Hace un tiempo que escucho música brasileña. Me atrapó esa forma que tiene de pronunciar las palabras parecidas al español: "Avião de papel" era la canción que sonaba, es de esas canciones de amor que hablan de corazones rotos donde la destinataria ya está con otro y el consuelo es solo una canción. Esto que el avión de papel me representa todo un fracaso no es nuevo, ya tiene varios años.
Una mañana con mi hermano hicimos unos prototipos de aviones con hojas de diario en el garaje de la casa de mi abuela. No había viento, claro, por eso no volaban bien. Éramos niños, ese era el razonamiento. Así fue como más o menos aliviamos la torpeza porque armar un avión de papel que vaya bien lejos es un juego altamente frustrante. Son esos juegos imperfectos con los que uno aprende a perder, sobrellevar un mal paso y a conformarse con poco.
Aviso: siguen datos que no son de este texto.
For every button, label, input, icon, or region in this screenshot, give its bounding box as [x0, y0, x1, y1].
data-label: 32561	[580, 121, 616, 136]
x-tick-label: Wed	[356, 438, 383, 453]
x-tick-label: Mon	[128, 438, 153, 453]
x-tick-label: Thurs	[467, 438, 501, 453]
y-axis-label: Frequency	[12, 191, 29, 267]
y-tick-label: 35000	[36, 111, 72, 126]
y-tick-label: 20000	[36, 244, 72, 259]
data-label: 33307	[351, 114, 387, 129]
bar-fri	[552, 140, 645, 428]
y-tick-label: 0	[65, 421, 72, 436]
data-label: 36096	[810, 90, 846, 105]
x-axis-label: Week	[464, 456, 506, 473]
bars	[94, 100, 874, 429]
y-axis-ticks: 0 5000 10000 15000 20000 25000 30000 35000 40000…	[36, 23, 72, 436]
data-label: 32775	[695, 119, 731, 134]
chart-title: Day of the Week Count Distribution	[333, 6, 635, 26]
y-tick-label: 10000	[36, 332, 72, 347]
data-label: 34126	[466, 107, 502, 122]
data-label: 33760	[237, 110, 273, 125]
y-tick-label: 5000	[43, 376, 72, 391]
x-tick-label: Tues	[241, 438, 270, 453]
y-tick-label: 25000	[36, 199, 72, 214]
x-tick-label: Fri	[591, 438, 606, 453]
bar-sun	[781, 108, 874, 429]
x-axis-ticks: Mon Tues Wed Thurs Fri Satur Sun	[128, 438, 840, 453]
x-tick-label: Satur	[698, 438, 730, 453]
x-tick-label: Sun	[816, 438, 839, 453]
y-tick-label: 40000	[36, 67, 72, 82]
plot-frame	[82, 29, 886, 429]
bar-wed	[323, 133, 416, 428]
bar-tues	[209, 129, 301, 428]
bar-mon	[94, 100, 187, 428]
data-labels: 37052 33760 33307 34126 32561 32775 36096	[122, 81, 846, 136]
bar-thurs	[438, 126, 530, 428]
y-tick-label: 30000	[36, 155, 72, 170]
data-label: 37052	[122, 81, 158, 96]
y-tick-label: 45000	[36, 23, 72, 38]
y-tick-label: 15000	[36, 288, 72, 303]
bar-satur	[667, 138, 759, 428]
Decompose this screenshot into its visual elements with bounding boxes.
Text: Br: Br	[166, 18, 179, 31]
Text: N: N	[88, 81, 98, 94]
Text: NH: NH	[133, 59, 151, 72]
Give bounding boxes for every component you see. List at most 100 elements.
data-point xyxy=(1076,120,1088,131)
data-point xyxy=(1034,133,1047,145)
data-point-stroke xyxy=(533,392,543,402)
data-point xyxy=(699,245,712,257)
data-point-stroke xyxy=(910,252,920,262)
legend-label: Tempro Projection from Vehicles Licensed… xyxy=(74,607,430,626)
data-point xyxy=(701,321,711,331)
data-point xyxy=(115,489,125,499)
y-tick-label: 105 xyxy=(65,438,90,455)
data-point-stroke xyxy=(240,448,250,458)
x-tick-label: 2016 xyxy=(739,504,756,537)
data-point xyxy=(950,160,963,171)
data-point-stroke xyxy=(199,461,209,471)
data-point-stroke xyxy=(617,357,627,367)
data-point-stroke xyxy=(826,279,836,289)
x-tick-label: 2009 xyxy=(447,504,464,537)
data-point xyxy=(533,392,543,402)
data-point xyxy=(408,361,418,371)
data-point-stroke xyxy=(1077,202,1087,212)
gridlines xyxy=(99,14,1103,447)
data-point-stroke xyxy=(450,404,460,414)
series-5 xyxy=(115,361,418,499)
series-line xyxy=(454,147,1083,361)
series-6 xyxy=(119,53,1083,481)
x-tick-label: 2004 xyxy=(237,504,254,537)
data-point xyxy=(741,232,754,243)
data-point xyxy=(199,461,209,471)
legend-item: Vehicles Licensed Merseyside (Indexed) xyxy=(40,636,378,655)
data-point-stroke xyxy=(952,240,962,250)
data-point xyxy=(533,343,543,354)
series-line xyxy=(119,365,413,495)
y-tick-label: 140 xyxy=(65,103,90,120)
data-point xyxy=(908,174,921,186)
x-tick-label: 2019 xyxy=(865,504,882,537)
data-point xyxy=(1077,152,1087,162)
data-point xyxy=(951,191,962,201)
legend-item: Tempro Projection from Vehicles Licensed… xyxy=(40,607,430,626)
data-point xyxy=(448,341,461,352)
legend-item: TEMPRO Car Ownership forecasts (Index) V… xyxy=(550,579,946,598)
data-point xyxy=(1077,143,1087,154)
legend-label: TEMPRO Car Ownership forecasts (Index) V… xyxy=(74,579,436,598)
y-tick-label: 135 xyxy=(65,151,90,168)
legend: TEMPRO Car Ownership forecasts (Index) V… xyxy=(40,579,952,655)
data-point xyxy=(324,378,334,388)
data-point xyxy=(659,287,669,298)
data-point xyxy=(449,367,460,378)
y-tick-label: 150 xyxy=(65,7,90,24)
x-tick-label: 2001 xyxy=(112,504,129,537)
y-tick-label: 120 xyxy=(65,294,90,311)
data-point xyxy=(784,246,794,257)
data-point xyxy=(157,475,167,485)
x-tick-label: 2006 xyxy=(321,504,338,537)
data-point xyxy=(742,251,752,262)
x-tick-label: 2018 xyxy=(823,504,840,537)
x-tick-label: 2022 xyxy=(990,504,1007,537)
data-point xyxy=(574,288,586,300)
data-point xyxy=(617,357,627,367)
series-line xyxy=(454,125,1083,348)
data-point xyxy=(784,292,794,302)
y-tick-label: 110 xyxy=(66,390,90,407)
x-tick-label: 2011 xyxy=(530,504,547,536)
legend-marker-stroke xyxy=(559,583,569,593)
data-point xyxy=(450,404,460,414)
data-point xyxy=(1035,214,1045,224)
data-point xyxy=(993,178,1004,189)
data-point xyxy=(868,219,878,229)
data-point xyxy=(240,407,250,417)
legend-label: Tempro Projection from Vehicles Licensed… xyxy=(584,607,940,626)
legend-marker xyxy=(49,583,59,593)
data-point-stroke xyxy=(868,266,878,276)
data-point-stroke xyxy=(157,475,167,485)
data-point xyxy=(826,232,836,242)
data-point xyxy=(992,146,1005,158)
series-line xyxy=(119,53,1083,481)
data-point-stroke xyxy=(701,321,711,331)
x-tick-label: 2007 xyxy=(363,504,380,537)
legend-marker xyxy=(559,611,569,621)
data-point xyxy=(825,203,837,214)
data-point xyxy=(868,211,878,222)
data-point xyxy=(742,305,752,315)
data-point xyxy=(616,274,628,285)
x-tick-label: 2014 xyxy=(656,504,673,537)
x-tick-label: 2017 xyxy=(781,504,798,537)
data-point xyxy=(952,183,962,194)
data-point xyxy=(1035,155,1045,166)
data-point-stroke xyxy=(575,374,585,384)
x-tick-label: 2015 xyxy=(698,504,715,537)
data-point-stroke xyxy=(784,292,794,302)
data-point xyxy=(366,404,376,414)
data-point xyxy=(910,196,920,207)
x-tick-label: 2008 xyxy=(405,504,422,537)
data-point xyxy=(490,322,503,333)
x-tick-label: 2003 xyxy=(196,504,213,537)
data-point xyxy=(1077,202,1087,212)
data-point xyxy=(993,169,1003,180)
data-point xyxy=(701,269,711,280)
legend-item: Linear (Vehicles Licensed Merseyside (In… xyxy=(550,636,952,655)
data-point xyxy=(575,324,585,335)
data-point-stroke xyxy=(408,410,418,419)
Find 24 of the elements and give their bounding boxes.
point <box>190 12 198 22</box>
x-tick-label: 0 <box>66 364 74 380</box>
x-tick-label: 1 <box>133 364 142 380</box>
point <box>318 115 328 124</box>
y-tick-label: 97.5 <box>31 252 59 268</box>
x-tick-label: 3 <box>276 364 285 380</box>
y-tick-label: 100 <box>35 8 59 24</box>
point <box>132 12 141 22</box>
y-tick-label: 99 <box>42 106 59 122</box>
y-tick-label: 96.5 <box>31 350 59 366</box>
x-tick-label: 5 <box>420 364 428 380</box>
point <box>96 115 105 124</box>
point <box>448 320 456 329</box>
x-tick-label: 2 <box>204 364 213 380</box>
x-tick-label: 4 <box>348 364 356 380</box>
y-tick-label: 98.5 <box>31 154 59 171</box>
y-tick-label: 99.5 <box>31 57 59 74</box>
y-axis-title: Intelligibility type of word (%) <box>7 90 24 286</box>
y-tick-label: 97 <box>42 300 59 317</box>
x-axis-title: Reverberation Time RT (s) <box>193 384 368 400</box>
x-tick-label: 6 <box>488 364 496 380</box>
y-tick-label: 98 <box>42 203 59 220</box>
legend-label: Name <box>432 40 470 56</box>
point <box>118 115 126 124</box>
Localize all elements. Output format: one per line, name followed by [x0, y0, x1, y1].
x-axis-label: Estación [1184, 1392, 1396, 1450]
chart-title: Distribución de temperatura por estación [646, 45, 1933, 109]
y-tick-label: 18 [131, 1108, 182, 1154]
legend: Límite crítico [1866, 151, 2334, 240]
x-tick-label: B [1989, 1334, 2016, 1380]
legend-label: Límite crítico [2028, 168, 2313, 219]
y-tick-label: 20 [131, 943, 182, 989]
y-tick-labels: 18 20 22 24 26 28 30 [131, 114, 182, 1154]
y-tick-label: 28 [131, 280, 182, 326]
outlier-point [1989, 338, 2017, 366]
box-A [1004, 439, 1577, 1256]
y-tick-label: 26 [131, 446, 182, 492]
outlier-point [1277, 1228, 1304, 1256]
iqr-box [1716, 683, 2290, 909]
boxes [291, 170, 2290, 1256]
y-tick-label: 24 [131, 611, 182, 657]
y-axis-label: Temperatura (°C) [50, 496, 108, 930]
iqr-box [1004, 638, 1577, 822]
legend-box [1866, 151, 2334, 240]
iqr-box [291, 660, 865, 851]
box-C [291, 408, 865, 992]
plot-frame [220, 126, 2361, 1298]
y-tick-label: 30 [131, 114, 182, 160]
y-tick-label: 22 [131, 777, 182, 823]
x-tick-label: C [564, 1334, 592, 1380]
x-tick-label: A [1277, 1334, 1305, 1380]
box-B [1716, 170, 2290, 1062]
Resignados, reinventamos el juego: Ahora la gracia era cuál llega más cerca al portón. Ya no importaba que tan elegante cortaban el aire nuestros aviones, había que llegar al portón de chapa. Entre tanto llegó un tío que, viendo nuestro fracaso, se entusiasmó en hacer uno; no sé si para enseñarnos o para presumirnos de su adultez. Hizo uno, otro, varios; con igual resultado que nuestros prototipos de super jet. Luego dio varias excusas y se fue. Con mi hermano concluimos, solo con la mirada, que no somos tan tontos ni nadie es tan genial.